此時,他正躺在一張臨時搭建的病床上,癱軟地像是患了重病,他的額頭上敷著冰袋,左手掛著點滴,右手正在抽血化驗,身邊還有兩個堪比校花的小護士正在給他輕柔地按摩穴位——據說這可是大災變之前炎黃人留下的神秘醫術,已經沒有幾個人會了。
可就算虛弱成這樣,吉格斯還是掙扎著爬起來,努力望向窗外,那里,白小白已經代表葉歡接收了裝滿金幣的大箱子,正在和魯修他們幾個比較信得過的同學逐一清點,一枚金幣,兩枚金幣…
他們每清點出一枚金幣,吉格斯那肥胖的身軀就不由自主地抽搐一下,連抽七八百下,就像是發羊癲瘋一樣。
“校長!”盡管知道現在不是時候,但副校長還是冒著被訓斥的風險說道:“請校長保重身體,另外,也請您繼續主持會議,織田清一事非同小可,神力被人封印,是會引來宗教裁判所的追查的!”
“副校長閣下,東林正在面臨有史以來的最大危機,你就不要再提織田清這種小事情了…來吧,陪我一起祈禱吧,與這危機相比,織田清又算得什么呢?”
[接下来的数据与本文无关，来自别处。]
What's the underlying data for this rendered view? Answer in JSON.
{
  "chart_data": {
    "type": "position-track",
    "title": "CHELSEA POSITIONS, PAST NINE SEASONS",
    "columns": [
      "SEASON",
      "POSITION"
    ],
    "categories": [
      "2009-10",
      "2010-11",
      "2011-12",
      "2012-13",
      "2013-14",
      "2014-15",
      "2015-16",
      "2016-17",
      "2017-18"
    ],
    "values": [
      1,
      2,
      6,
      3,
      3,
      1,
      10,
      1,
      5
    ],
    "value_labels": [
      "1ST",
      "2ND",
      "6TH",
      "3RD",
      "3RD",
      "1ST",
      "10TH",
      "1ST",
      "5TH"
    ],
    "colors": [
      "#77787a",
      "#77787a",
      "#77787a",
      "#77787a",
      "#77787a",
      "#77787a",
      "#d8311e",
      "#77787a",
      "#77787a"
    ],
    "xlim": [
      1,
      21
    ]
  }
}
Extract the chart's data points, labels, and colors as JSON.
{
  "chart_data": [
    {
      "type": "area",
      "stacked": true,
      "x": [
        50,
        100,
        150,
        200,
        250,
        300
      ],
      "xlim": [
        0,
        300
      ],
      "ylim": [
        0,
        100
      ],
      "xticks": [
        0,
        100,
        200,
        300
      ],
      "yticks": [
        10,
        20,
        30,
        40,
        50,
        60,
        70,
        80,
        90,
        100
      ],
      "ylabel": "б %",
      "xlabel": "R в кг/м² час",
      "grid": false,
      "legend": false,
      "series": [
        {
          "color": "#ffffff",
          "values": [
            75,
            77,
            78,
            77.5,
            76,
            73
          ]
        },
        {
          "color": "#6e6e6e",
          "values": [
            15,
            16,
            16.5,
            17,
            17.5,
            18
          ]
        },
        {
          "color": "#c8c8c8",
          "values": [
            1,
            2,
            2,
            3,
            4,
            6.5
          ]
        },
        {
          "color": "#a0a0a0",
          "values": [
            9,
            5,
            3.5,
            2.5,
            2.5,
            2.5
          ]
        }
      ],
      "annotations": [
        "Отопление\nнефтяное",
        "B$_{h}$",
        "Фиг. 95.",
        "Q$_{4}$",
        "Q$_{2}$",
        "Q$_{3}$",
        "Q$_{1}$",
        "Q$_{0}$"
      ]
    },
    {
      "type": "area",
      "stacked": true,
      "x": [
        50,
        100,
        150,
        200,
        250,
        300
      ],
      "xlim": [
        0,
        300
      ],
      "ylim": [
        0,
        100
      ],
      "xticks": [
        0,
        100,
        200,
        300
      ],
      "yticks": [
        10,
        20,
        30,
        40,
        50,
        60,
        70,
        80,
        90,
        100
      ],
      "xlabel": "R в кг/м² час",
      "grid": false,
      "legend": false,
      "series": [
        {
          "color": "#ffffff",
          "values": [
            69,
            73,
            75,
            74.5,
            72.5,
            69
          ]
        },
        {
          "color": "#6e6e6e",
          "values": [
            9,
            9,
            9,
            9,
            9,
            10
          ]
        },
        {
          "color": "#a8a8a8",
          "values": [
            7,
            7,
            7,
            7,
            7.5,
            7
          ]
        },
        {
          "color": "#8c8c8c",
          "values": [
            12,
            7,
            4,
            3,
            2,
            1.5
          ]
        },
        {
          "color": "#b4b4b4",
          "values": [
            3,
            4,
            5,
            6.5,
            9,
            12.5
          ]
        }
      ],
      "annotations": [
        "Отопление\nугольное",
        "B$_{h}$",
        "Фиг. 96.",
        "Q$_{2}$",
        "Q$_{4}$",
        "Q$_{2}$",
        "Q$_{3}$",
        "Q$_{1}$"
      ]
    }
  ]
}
吉格斯眼睛都不眨一下地盯著窗外,嘴巴里的聲音,輕柔的好像十幾歲的小姑娘在耳邊低低地呢喃…仔細一看才知道,他的瞳孔都已經散光了,分明有了神經不正常的先兆!
“校長?”
另一位教工小心翼翼伏在吉格斯耳邊,“我知道,您現在的狀態不適合主持會議了,可是請您務必給我們一句準話啊,不然…不然…”他幾乎就要哭了出來,“宗教裁判所請我們喝咖啡還不算什么,可織田清的父親,織田玄那老怪物是出了名的血祭高手,他的兒子在我們這里出了事,他甚至連我們的老婆孩子都不肯放過啊!”
“不就是死幾個人嗎?你死,我死,我們大家都死掉,就算加上我們的父母妻兒,也只有兩三百條人命而已啦!”
吉格斯擺了擺手,讓這多嘴的教工退到一邊,“現在呀,我可等著更重要的結果呢!”
更重要的事情終于出現了:波波夫垂頭喪氣地走進了辦公室。
一瞬間,吉格斯就像是受驚的肥兔子一樣,蹭地就從病床上跳了起來,他抓住波波夫的衣領,咆哮著噴出了漫天的吐沫星子,“外面的事情我都知道了,不用你廢話,就告訴我一句話,多少!?多少?!”
他的小眼睛里充滿了膽怯和戰栗,生怕波波夫說出一個天文數字。
“五百枚金幣!”波波夫咬緊了牙關,“校長放心,這筆錢,由我個人承擔!”
“謝謝你,親愛的波波夫,你救了我的命!”
令人目瞪口呆地,聽到不用自己花錢,吉格斯立刻換上了一張高傲的大人物嘴臉,他摘掉身上的醫療器械,雍容華貴地坐在了他那張巨大的水晶辦公桌后面。而后,他輕輕吸了一口鼻煙,悠然地噴了一個煙圈,“好了,東林最大的危機已經過去了,現在你們都來說一說吧,封印織田清的事情,該怎樣解決呢?”